WASHINGTON – Santa Claus is coming to town at malls across Maryland this weekend — well behind shopping center decorators who have been decking the halls for weeks in preparation for his arrival.
“We actually did our holiday decor-install the first weekend in November,” said Alisha Rogers, marketing coordinator at Westfield Shoppingtown Annapolis.
Across the country, this weekend is by far the most popular for Santa’s arrival, according to the International Council of Shopping Centers.
For shopping centers, that meant that decorating the malls began in the first week of November, because displays have gotten so big. Holiday display companies said it can take two to five 12-hour nights or longer to get the Santa set fully installed.
While some malls still try to hold off on Christmas decorating, many say that parents and children alike are happy to see Santa just two weeks after Halloween.
“Everybody wants to get the holiday season kicked off earlier and earlier,” said Glenn Tilley, president of the Becker Group, which claims to be the world’s largest mall holiday display provider. “When I first started in ’89, everything started in the second or third week (of November). And now it’s just the first week, the day after Halloween.”
Mall operators insist the earlier date is not a ploy to part shoppers from their holiday money — they said parents want Santa to show up early so there is not such a crunch to see him.
“Some of our mall shoppers comment that, ‘We wish Santa Claus would arrive earlier so we wouldn’t have to wait in such long lines,'” said Billie Scott, spokeswoman for Simon Property Group Inc., which owns 236 U.S. shopping centers.
She said Simon Property started moving Santa’s arrival date up several years ago.
At Simon Property’s Bowie Town Center, Santa officially arrived Saturday, after a “dry run” Friday so that Santa and his photography crew could make sure everything was ready.
“Folks are busy, especially during those five weeks between Thanksgiving and Christmas,” said David Gott, the mall’s manager. “I think those parents who may not have time . . . it gives them time to get the kids out (to see Santa).”
But not all shoppers are thrilled to see Santa in mid-November.
“We actually had tried it one year and felt like it wasn’t the right thing for the mall,” said Tony Summers, retail marketing manager at the Mall in Columbia.
Santa arrives in Columbia on the traditional date, the Friday after Thanksgiving.
“We’re always tempted to go earlier,” Summers said. “I don’t think our customers want to see it (decorations) that early.”
The Columbia mall decorators start with the ceiling decor like banners, lights and garlands, that shoppers may not notice right away, and hold the Santa set for last so the change is not so shocking.
Kirk Ballard, a vice president of General Growth Properties, said Santa will arrive in half of his company’s 165 U.S. malls and shopping centers this weekend, in the other half next weekend.
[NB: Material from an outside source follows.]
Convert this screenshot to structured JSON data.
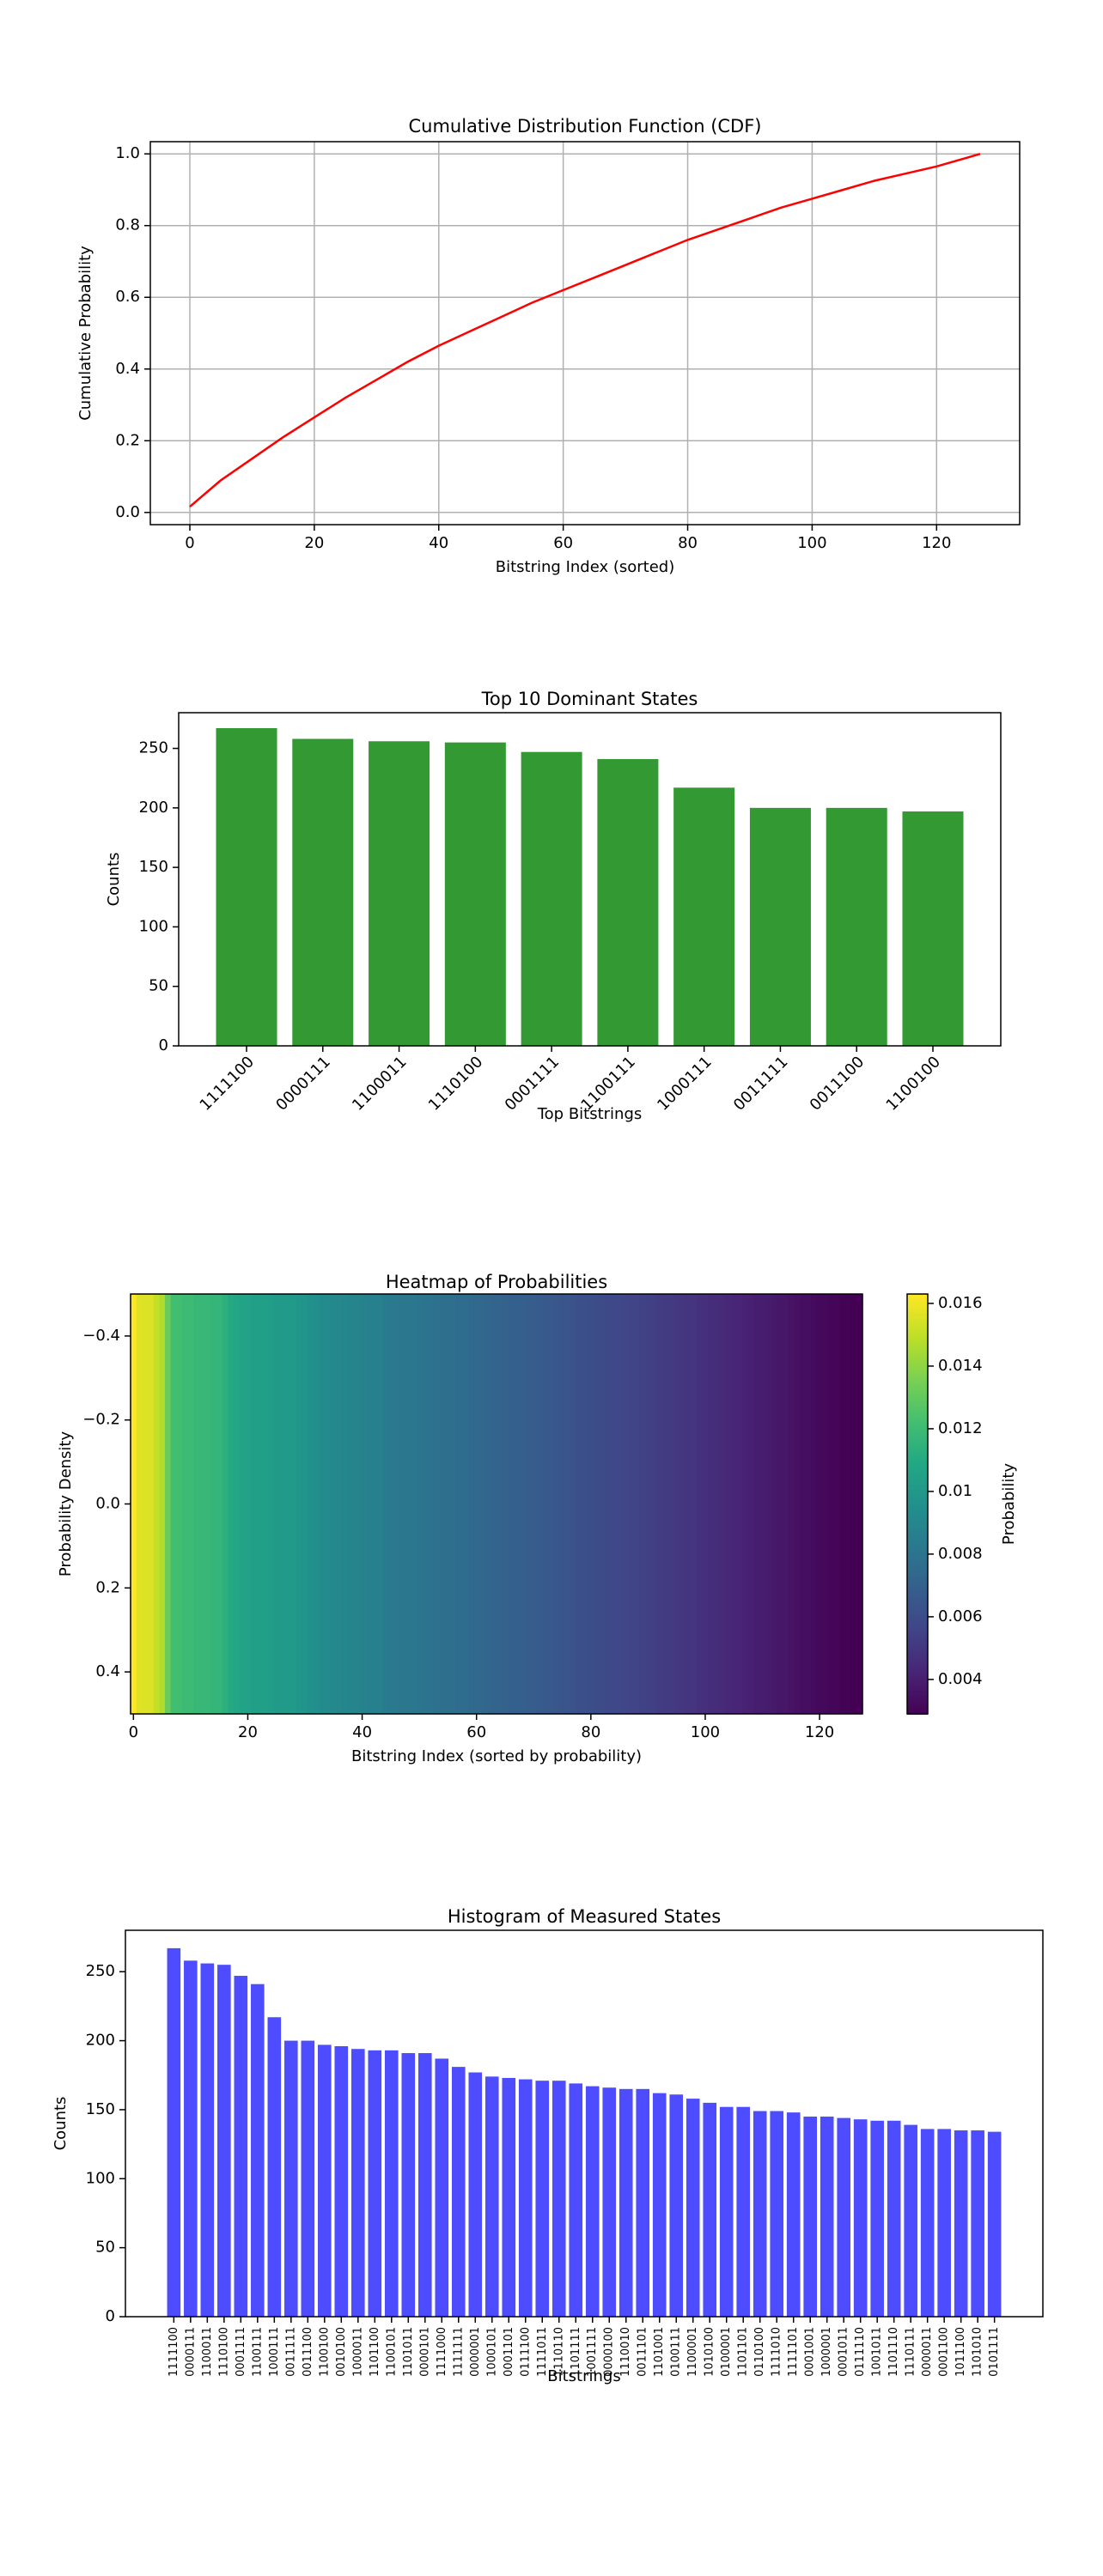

But Ballard said he remembers years when the arrival of Santa was even earlier.
“We had a lot of unhappy customers, feeling we were trying to commercialize Santa too much,” he said. “We have moved a week to 10 days, on average, later to give more of a natural break between Halloween and the holiday season.”
While the early arrival of Santa gives parents the chance to beat the rush with their kids, Ballard knows many parents are reluctant to come too early. His company’s answer to lines of up to three hours for a Santa visit is to give parents pagers that will go off when the wait is down to about 20 minutes.
“Even when you bring Santa in early, people are not thinking about getting their kid dressed up and bringing him in to see Santa on Nov. 10. They’re just not,” Ballard said.